According to monthly data from the Equifax Inc credit bureau released Monday, mortgage delinquencies level is leveraged by high US unemployment to grow.
August appeared to become the fourth consecutive monthly increase in delinquencies, and the report showed an accelerating pace. By comparison, 4.89% of mortgages were 30 days past due in August 2008, while in August 2007, the rate was 3.44%, as Equifax data showed. The rate of subprime mortgage delinquencies currently tops 41%, growing from about 39% in each of the prior five months.
Thus, in compliance with the data got by Reuters, 7.58% of US homeowners were at least 30 days late on payments in August, up from 7.32% in July
US homeowners stay under financial stress in spite of the signs of recovering sentiment and fundamentals in the US housing market.

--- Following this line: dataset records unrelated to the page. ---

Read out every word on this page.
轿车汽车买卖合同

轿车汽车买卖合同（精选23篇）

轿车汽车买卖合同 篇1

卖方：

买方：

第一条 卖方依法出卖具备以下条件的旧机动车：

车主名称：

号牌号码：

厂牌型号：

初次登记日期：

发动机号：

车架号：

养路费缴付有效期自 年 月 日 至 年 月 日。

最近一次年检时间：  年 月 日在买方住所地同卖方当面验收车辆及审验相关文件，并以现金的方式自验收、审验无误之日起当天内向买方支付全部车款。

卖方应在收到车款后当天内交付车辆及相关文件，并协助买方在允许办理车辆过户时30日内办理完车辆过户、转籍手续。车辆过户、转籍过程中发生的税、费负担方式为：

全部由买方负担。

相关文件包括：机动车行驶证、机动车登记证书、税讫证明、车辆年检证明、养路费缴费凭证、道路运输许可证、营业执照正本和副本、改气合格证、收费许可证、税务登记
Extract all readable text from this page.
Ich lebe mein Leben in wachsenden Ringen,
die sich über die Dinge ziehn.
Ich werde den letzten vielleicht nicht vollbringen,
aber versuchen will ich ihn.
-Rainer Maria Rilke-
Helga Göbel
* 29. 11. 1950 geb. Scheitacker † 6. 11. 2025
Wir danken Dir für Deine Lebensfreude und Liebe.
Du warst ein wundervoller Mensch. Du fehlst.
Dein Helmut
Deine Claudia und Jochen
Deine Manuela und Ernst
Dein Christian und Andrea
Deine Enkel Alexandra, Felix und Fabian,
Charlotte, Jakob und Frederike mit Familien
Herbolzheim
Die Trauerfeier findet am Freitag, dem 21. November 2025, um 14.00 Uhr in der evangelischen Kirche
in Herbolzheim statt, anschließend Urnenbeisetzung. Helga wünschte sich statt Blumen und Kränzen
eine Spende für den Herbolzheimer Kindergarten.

August bankruptcy filings grew to 32% from a previous year, compared to a 35% year-over-year increase in July.
While more Americans were late with mortgage payments, they are keeping up with other bills. The proportion of credit card accounts at least 60 days past due was down in August for the third straight month, while subprime card delinquencies also fell. That improvement in delinquency rates partly reflects risk-aversion among issuers, which have reduced the number of cards by 82 million, or 19%, over the past year, while cutting credit limits by $721 billion, to about $3.6 trillion. The number of new cards issued is also down: in June, 2.6 million new cards were issued, against 4.7 million in a previous year.
Total consumer debt is down more than $300 billion, or almost 3%, from its top level in September 2008, while the savings rate is close to 5 %.